Wednesday, June 24, 2009

Should the July 31st Trading Deadline Be Moved Back?

For as long as I can remember, the July 31st trading deadline was one of the most exciting days on the MLB calendar. What often occurred at the trading deadline set the bar for the rest of the season-what teams would compete, what teams would tread water, and what teams were in full selling mode ready to deal away any valuable trade chips in the hopes of success in the future.

But for some reason, the upcoming 2009 trading deadline is beginning to feel watered down. Even though there is still almost five weeks to go until July 31st, the big time trade chatter has been kept to realistic minimum as virtually no big names seem to have a realistic chance of changing addresses.

And the reason why? Mediocrity.

You see, right now there are tons of teams (25 by my count) that have a cautiously optimistic chance at making the playoffs. Hell, even the Nate McLouthless Pirates are only 8 back in the NL Central and 7 back in the wild card! You can't fault a GM for holding off on becoming sellers on the open market when their team still has chance to play October baseball.

With so many teams having a puncher's chance at making the playoffs at the moment, there are very few teams on paper right now that appear to be clear cut sellers. Teams like the Nationals, Padres, and Orioles have virtually no shot at making the playoffs in 2009 and could benefit greatly by acquiring young pieces at the trading deadline.

However, because there are so many buyers on the market right now and so few sellers, the players who are available can only be had for a king's ransom. For example, if the Mets wanted to go out and trade for Adam Dunn right now, they would have to give up a boatload of talent because Dunn is one of the ONLY impact bats who could actually be traded for. Obviously, it's very difficult for trades to happen under these conditions.
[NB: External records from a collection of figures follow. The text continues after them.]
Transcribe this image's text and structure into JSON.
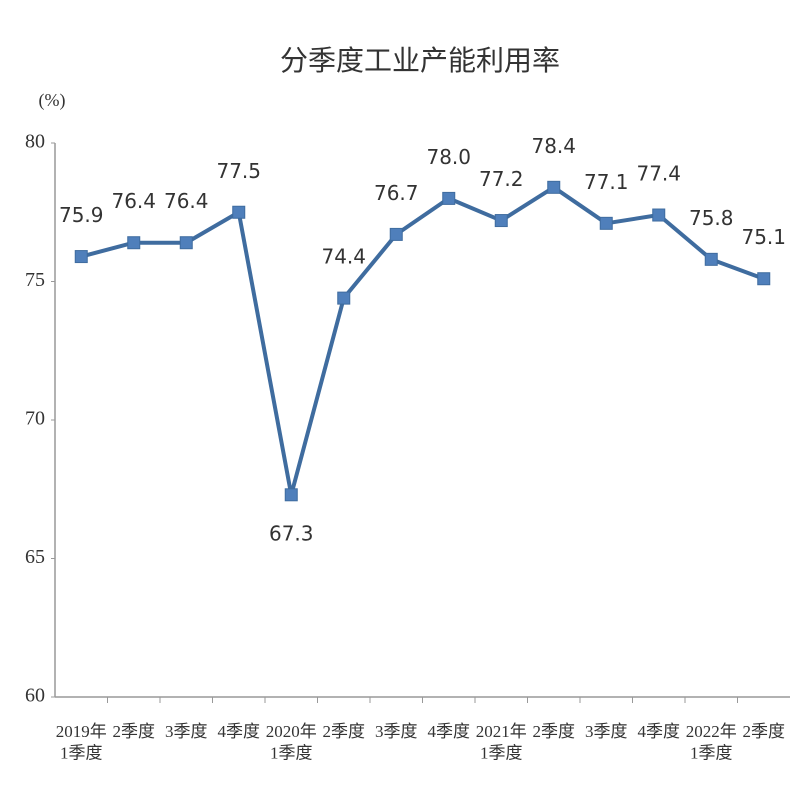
{
  "chart_data": {
    "type": "line",
    "title": "分季度工业产能利用率",
    "y_label": "(%)",
    "categories": [
      "2019年\n1季度",
      "2季度",
      "3季度",
      "4季度",
      "2020年\n1季度",
      "2季度",
      "3季度",
      "4季度",
      "2021年\n1季度",
      "2季度",
      "3季度",
      "4季度",
      "2022年\n1季度",
      "2季度"
    ],
    "values": [
      75.9,
      76.4,
      76.4,
      77.5,
      67.3,
      74.4,
      76.7,
      78.0,
      77.2,
      78.4,
      77.1,
      77.4,
      75.8,
      75.1
    ],
    "value_labels": [
      "75.9",
      "76.4",
      "76.4",
      "77.5",
      "67.3",
      "74.4",
      "76.7",
      "78.0",
      "77.2",
      "78.4",
      "77.1",
      "77.4",
      "75.8",
      "75.1"
    ],
    "color": "#3f6c9f",
    "marker_color": "#4f7fbb",
    "ylim": [
      60,
      80
    ],
    "yticks": [
      60,
      65,
      70,
      75,
      80
    ],
    "grid": false
  }
}
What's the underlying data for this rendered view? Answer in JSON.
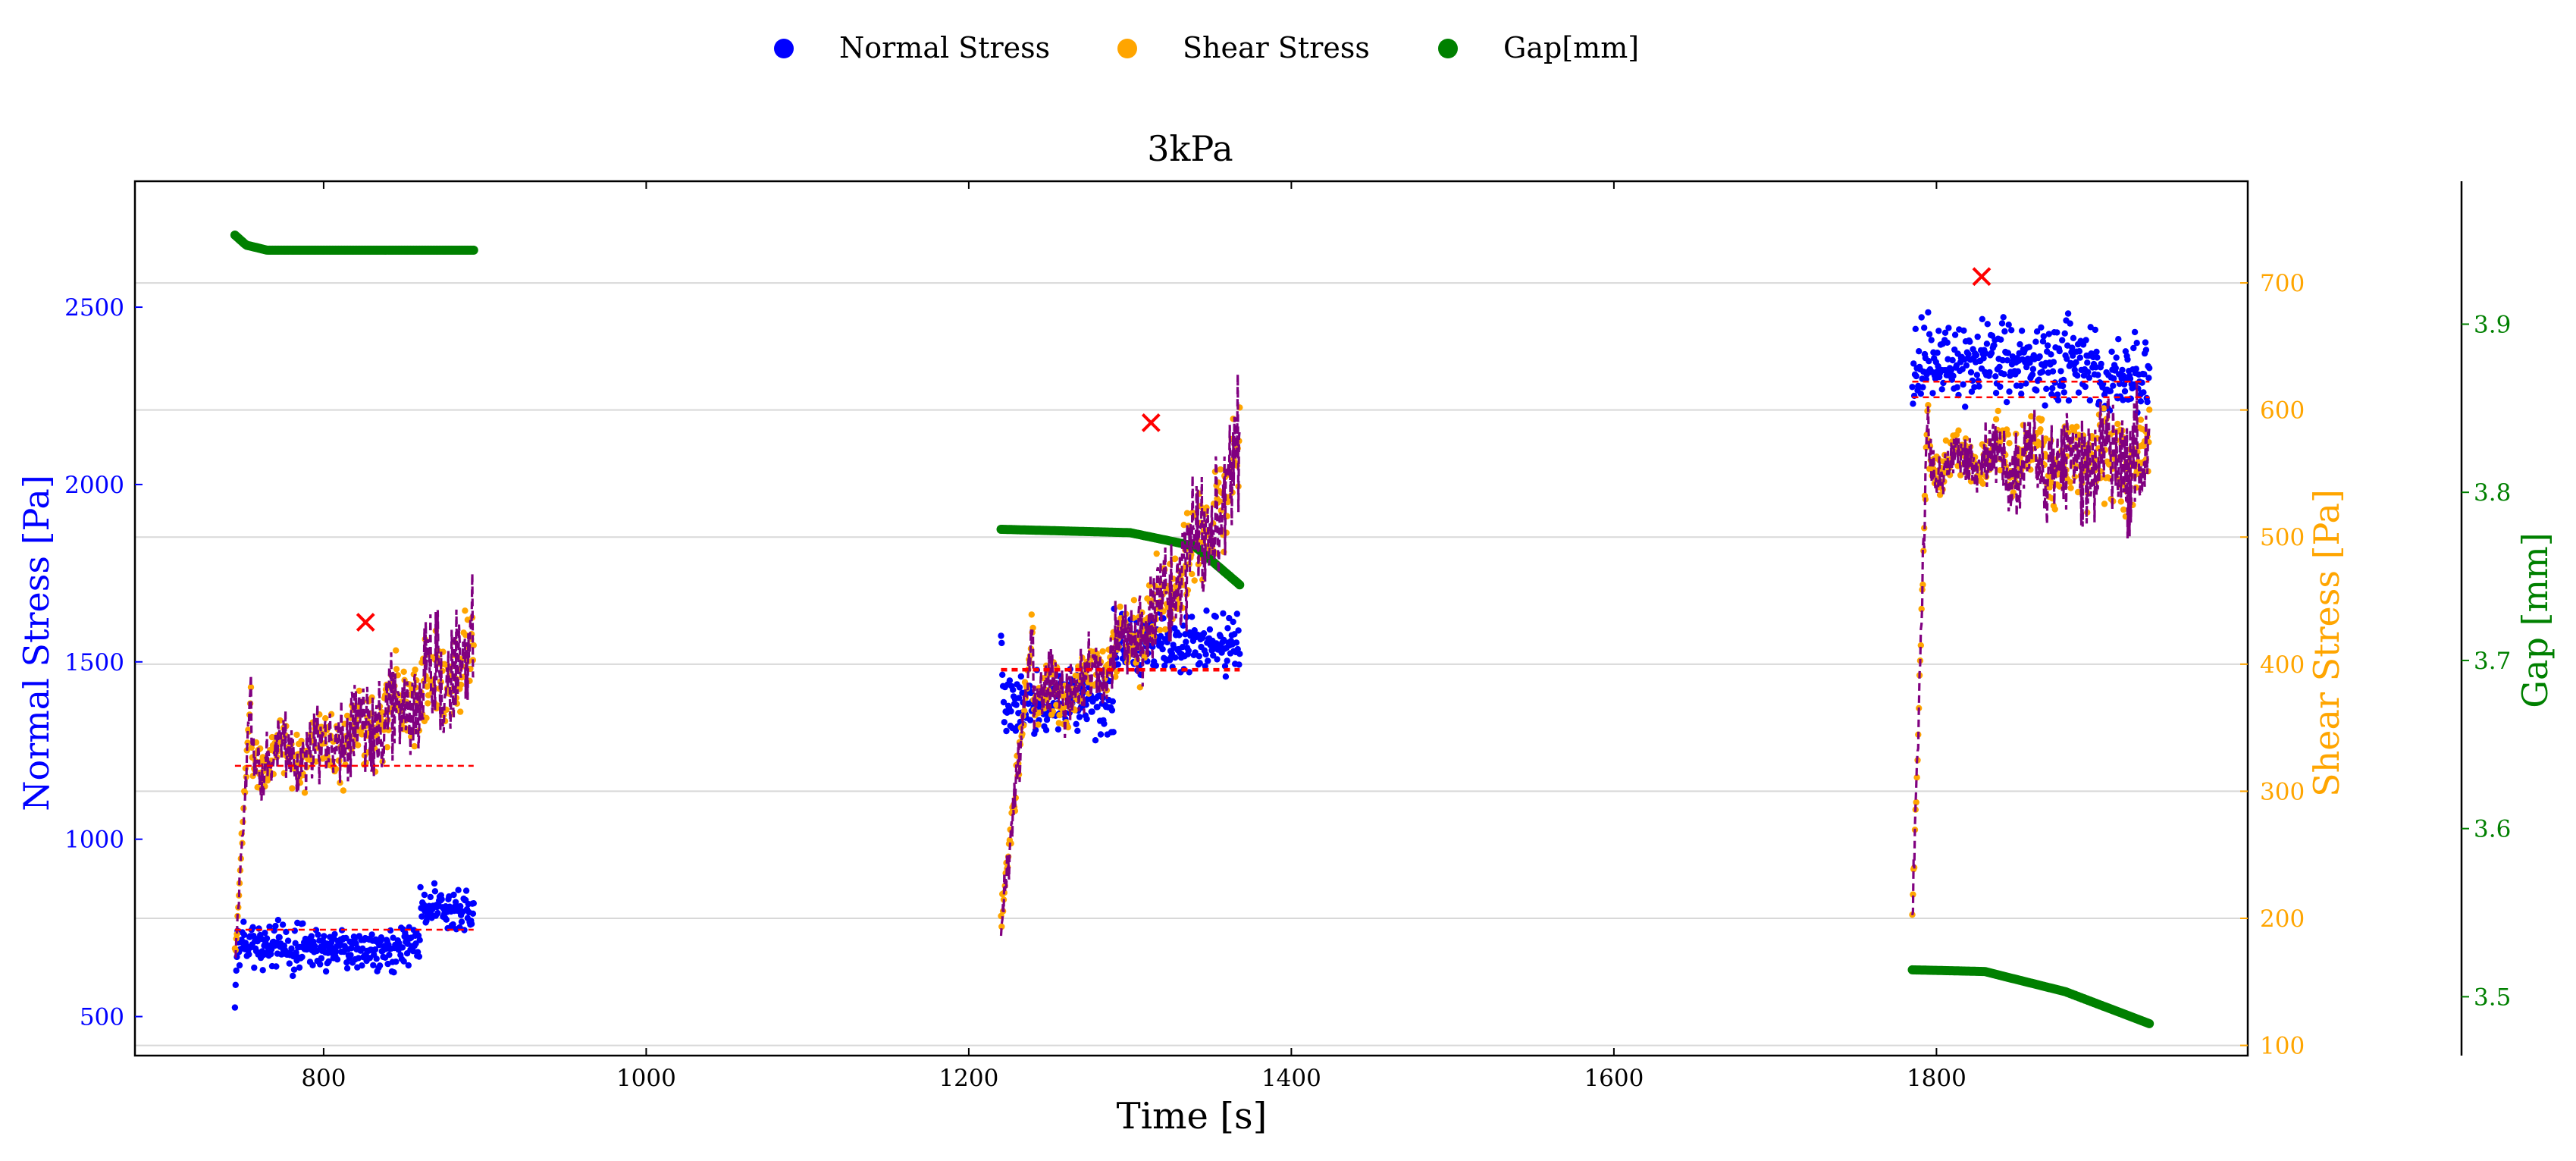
{
  "legend": [
    {
      "label": "Normal Stress",
      "color": "#0000ff"
    },
    {
      "label": "Shear Stress",
      "color": "#ffa500"
    },
    {
      "label": "Gap[mm]",
      "color": "#008000"
    }
  ],
  "chart_data": {
    "type": "scatter",
    "title": "3kPa",
    "xlabel": "Time [s]",
    "ylabel_left": "Normal Stress [Pa]",
    "ylabel_right": "Shear Stress [Pa]",
    "ylabel_far_right": "Gap [mm]",
    "x_ticks": [
      800,
      1000,
      1200,
      1400,
      1600,
      1800
    ],
    "xlim": [
      683,
      1993
    ],
    "y_left_ticks": [
      500,
      1000,
      1500,
      2000,
      2500
    ],
    "ylim_left": [
      390,
      2855
    ],
    "y_right_ticks": [
      100,
      200,
      300,
      400,
      500,
      600,
      700
    ],
    "ylim_right": [
      92,
      780
    ],
    "y_far_right_ticks": [
      3.5,
      3.6,
      3.7,
      3.8,
      3.9
    ],
    "ylim_far_right": [
      3.465,
      3.985
    ],
    "grid": "horizontal at shear stress ticks",
    "legend_position": "top-center, outside plot",
    "colors": {
      "normal": "#0000ff",
      "shear": "#ffa500",
      "gap": "#008000",
      "shear_smoothed": "#800080",
      "marker": "#ff0000"
    },
    "segments": [
      {
        "t_start": 745,
        "t_end": 893,
        "normal_stress": {
          "start": 520,
          "baseline": 700,
          "spread": 90,
          "late_start": 860,
          "late_level": 800
        },
        "shear_stress": {
          "start": 165,
          "rise_end": 755,
          "plateau": 325,
          "peak": 432,
          "end": 410
        },
        "gap_mm": [
          [
            745,
            3.953
          ],
          [
            752,
            3.947
          ],
          [
            765,
            3.944
          ],
          [
            893,
            3.944
          ]
        ],
        "max_marker": {
          "time": 826,
          "shear_stress": 433
        },
        "level_line": {
          "normal_stress": 745,
          "shear_stress": 320
        }
      },
      {
        "t_start": 1220,
        "t_end": 1368,
        "normal_stress": {
          "start": 1550,
          "baseline": 1380,
          "spread": 120,
          "late_start": 1290,
          "late_level": 1550
        },
        "shear_stress": {
          "start": 195,
          "rise_end": 1240,
          "plateau": 370,
          "peak": 590,
          "end": 560
        },
        "gap_mm": [
          [
            1220,
            3.778
          ],
          [
            1300,
            3.776
          ],
          [
            1340,
            3.768
          ],
          [
            1368,
            3.745
          ]
        ],
        "max_marker": {
          "time": 1313,
          "shear_stress": 590
        },
        "level_line": {
          "normal_stress": 1480,
          "shear_stress": 395
        }
      },
      {
        "t_start": 1785,
        "t_end": 1932,
        "normal_stress": {
          "start": 2300,
          "baseline": 2350,
          "spread": 160,
          "late_start": 1900,
          "late_level": 2300
        },
        "shear_stress": {
          "start": 200,
          "rise_end": 1795,
          "plateau": 560,
          "peak": 705,
          "end": 560
        },
        "gap_mm": [
          [
            1785,
            3.516
          ],
          [
            1830,
            3.515
          ],
          [
            1880,
            3.503
          ],
          [
            1932,
            3.484
          ]
        ],
        "max_marker": {
          "time": 1828,
          "shear_stress": 705
        },
        "level_line": {
          "normal_stress": 2290,
          "shear_stress": 610
        }
      }
    ]
  }
}
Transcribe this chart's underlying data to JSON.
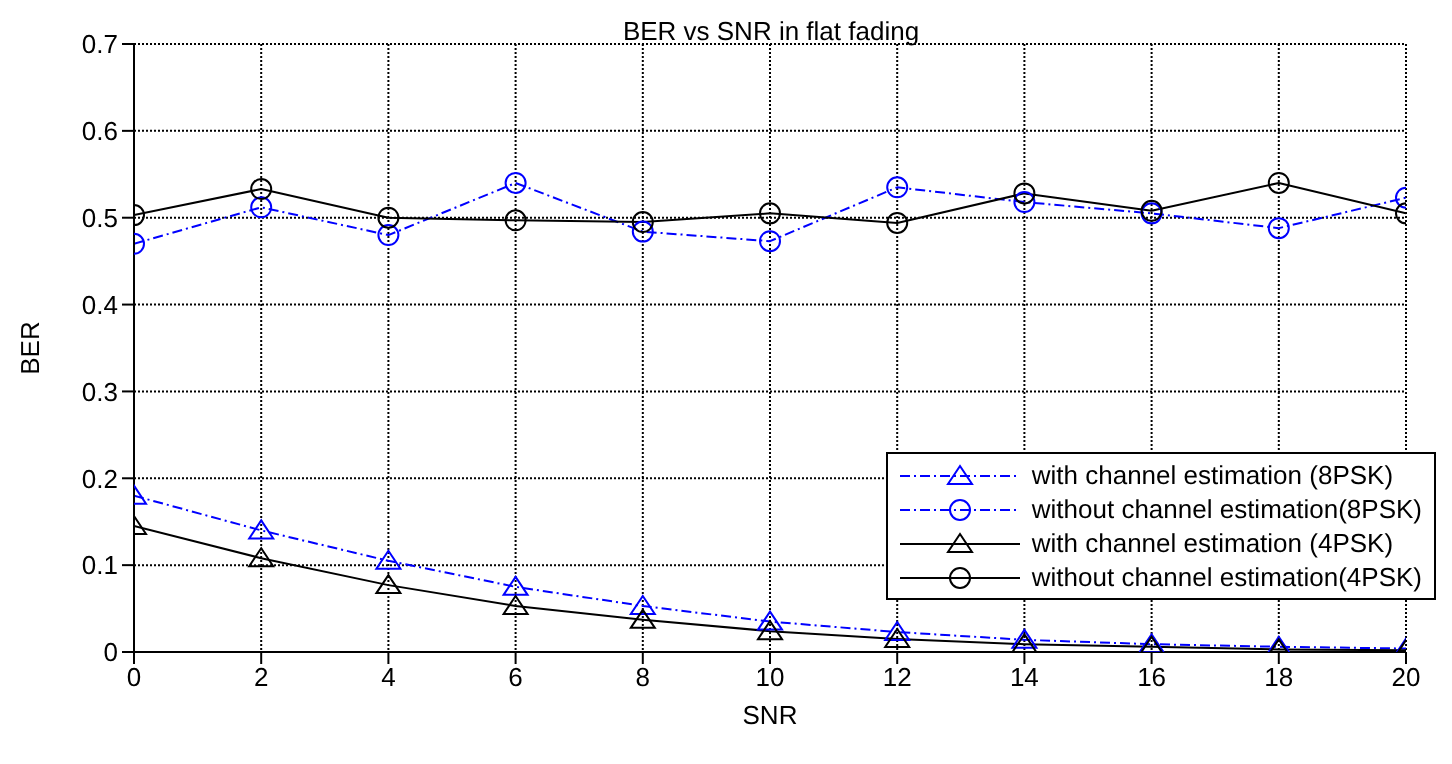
{
  "chart_data": {
    "type": "line",
    "title": "BER vs SNR in flat fading",
    "xlabel": "SNR",
    "ylabel": "BER",
    "x": [
      0,
      2,
      4,
      6,
      8,
      10,
      12,
      14,
      16,
      18,
      20
    ],
    "series": [
      {
        "name": "with channel estimation (8PSK)",
        "color": "#0000ff",
        "marker": "triangle",
        "line_style": "dashed",
        "values": [
          0.18,
          0.14,
          0.105,
          0.075,
          0.053,
          0.035,
          0.023,
          0.014,
          0.009,
          0.006,
          0.004
        ]
      },
      {
        "name": "without channel estimation(8PSK)",
        "color": "#0000ff",
        "marker": "circle",
        "line_style": "dashed",
        "values": [
          0.47,
          0.512,
          0.48,
          0.54,
          0.484,
          0.473,
          0.535,
          0.518,
          0.505,
          0.488,
          0.523
        ]
      },
      {
        "name": "with channel estimation (4PSK)",
        "color": "#000000",
        "marker": "triangle",
        "line_style": "solid",
        "values": [
          0.145,
          0.108,
          0.077,
          0.053,
          0.037,
          0.024,
          0.015,
          0.009,
          0.006,
          0.003,
          0.002
        ]
      },
      {
        "name": "without channel estimation(4PSK)",
        "color": "#000000",
        "marker": "circle",
        "line_style": "solid",
        "values": [
          0.503,
          0.533,
          0.5,
          0.497,
          0.495,
          0.505,
          0.494,
          0.528,
          0.508,
          0.54,
          0.505
        ]
      }
    ],
    "xlim": [
      0,
      20
    ],
    "xticks": [
      0,
      2,
      4,
      6,
      8,
      10,
      12,
      14,
      16,
      18,
      20
    ],
    "ylim": [
      0,
      0.7
    ],
    "yticks": [
      0,
      0.1,
      0.2,
      0.3,
      0.4,
      0.5,
      0.6,
      0.7
    ],
    "grid": true,
    "legend": "bottom right"
  }
}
In conclusion, having a bunch of mediocre teams might be very good for baseball and might make Bud Selig feel very good about himself for a few minutes, but mediocrity is actually very bad for trades.

So what can be done about this? One option is to move the trading deadline back. If teams have more time to separate themselves (either positively or negatively), then there will be more sellers in the marketplace because teams probably will not be as bunched up in the standings. I think the July 31 date has worked for a long period of time, but moving the non waiver trade deadline date back another two weeks or so should lead to more impact trades.


(Note: Obviously, teams can still trade after July 31st, but players have to pass through waivers in order to be traded any team. I know there are exceptions, but rarely does an impact player actually pass waivers or get traded after the July 31 deadline.)


Ron Rollins said...

Yes, but only because they can still be traded after the deadline, assuming they clear waivers.

Which they do 99% of the time, due to a gentleman's agreement between GM's and owners not to claim them. Don't claim mine, I won't claim yours.

It's like the Disable List. What's the point of having rules if everyone agrees to ignore them.

The trading deadline is a mid-season publicity stunt, oddly right as football training camps open, and nothing more.

Jorge Says No! said...


The problem with the August 31st deadline is that impact trades rarely happen as quality players struggle to clear waivers.

Ron Rollins said...

So the July 31st deadline actually hurts teams worse than the August one, as they can't hold on to the player to try and get back in the race, or then trade him if they don't.

They're forced to make the decision to try and compete or concede based on the waiver rule.

Seems a little convoluted to me, but it is Bud's show.